2DA司令部、統合太平洋艦隊(JPF)司令部では「AB軍集団への増援部隊を揚陸している」との見解を示していたが、揚陸対象には燃料も含まれているのかもしれない。

 

「筋は通っているが…」

 

シールズが天井を仰ぐ。いまいち説得性にかけるようだ。

 

「シドニー攻略のための戦力を集中していた期間だった可能性もあります。B軍集団はシドニーに展開する第二方面軍の存在を知って彼我の兵力差を認識し、対抗可能な戦力の結集を待っていたのでは…?」

 

続けて武居が憶測を述べる。

深海棲艦は非常に侵略的な軍隊だが、兵力が劣る状態では無理な進軍はしない。戦場によって積極性と消極性を選択できる戦略眼を、彼らは持っているのだ。

武居の憶測もあながち間違えではないのかもしれない。

 

「いずれにしろ、B軍集団は攻勢の色を強めて来た。

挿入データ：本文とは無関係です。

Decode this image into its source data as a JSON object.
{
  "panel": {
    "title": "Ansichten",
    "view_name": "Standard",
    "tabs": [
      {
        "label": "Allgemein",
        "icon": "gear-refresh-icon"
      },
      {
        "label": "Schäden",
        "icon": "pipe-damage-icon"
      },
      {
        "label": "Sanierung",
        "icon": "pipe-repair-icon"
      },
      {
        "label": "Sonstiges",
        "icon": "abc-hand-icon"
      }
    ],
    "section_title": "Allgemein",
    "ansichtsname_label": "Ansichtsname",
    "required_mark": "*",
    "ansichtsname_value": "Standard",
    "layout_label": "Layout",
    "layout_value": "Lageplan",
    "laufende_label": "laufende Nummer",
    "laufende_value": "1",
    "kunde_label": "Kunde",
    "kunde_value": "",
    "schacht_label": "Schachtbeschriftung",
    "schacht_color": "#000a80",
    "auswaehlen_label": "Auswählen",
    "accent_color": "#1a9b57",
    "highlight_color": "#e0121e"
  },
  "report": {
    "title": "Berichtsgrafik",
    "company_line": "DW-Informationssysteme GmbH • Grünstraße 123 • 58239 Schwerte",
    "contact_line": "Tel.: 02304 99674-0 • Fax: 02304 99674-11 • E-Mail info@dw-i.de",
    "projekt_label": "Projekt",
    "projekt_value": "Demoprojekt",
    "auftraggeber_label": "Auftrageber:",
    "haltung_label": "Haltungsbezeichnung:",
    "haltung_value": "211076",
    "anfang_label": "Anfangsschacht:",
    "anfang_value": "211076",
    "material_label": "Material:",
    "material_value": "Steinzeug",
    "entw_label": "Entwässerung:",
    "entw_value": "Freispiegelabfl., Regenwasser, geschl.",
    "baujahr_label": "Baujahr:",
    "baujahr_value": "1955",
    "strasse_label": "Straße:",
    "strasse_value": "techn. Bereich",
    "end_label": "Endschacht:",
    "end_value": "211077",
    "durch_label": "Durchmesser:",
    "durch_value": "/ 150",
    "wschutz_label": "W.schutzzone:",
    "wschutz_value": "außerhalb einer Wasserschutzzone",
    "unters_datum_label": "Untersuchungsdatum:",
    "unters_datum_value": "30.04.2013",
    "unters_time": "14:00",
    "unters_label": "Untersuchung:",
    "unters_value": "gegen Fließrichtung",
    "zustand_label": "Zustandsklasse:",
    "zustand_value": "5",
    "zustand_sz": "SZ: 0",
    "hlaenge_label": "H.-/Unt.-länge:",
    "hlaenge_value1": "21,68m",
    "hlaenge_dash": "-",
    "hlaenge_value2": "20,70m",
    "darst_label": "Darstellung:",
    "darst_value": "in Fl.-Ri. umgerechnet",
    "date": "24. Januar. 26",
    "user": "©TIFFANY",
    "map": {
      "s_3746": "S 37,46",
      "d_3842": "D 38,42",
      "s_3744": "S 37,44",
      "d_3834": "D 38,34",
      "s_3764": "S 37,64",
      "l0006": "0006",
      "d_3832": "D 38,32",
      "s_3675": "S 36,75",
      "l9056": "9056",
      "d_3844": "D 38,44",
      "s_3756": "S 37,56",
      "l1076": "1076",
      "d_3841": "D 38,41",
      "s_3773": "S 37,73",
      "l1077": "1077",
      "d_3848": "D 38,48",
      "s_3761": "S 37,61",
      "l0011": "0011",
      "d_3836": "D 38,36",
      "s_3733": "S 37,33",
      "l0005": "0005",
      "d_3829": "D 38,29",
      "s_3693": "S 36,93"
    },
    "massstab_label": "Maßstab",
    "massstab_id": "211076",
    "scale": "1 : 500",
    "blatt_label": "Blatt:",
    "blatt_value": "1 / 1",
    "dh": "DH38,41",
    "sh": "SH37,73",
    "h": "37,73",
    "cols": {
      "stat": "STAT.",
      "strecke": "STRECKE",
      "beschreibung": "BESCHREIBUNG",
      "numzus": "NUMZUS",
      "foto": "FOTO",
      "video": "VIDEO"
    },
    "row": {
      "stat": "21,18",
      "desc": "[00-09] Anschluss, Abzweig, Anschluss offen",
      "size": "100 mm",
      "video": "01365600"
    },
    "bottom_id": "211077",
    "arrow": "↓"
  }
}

今日の戦闘で、それだけははっきりと言い切れる」

 

ロンメルがやや口調を強めにして発言した。

敵が大規模な攻撃を仕掛けてきた理由ではなく、これからどのようにしてシドニーを守るかを議論すべきだ、と言いたげだった。

それを聞いて、作戦室内の全員が頷く。

 

「当面の問題はいかにしてシドニーを守り切るか、だが…」

 

モントゴメリーがまとめ、室内を見渡す。

 

「ひとまず、今日の戦闘で消耗した部隊は後方に下がらせましょう。キャンベラで再編に努めるさせるべきです」

 

カークスが戦況図の戦車第一師団、第三機甲師団の青駒を見つめた。

キャンベラはシドニーの南西に位置している都市で、オーストラリアの首都である。

2DAの後方支援基地として機能しており、主に補給や部隊の再編、訓練場の提供を行っていた。

 

「それが良いでしょう。第二方面軍は、今の時点でもB軍集団に対抗可能な戦力を有していますから」

 

第七装甲軍参謀長のヴィーラー少将が、カークスに言った。

同時に壁に貼られている2DA参加部隊の一覧を見やる。

 

ドイツ陸軍からは第七装甲軍に所属している第十三装甲師団、第五軽師団の二個師団がシドニーに展開しており、新たに第十五装甲師団が東部戦線に配備される予定である。

日本陸軍は戦車第一師団が壊滅したものの、新たに戦車第二師団がメルボルンに揚陸されており、他にも重砲や高射、歩兵など四個師団を有している。

イギリス第八軍も大陸派遣のアメリカ軍も一大兵力を保有しており、ソ連極東軍の戦車旅団も無傷で残っている。

 

「第二方面軍の全兵力は戦車七百輌、装甲車五百輌、火砲一千二百門、兵員十九万に登ります。深海棲艦をロックハンプトンまで押し戻すならまだしも、シドニーを防衛するだけなら容易です…………問題点はありますが」

 

シールズが言った。「問題点」という言葉を強調しているように思えた。

シールズが口を閉じると、変わって2DA補給参謀ハーネス・トラガルファー大佐が手元のノートをめくった。

 

「ガソリンは、使用量が供給量を遥かに上回っています。メルボルンには一週間の間に一、二度の割合でタンカー船団が入港しておりますが、現在の残量は一万ガロン以下であり、兵力、特に戦車の行動せざるおえない状況が続けば、底をつく危険があります」

 

2DAは深刻な事態に繋がりかねない問題を抱えている。

戦いの激化による、ガソリンの不足である。

 

オーストラリア軍団が豪州に展開して以来、オーストラリア大陸での燃料消費量は格段に跳ね上がった。

もちろん、統合軍も戦闘における燃料の消費量を計算に入れていたが、戦いが始まってみると予想を上回る勢いで消費し、第一方面軍(1DA)、2DA共に燃料の不足に喘いでいる。

 

太平洋に展開する統合軍陸、海、空戦力の燃料の大部分は、オランダ領インドネシアにあるパレンバン油田、パリクパパン油田がまかなっているが、両油田フル稼働でも十分とは言えていない。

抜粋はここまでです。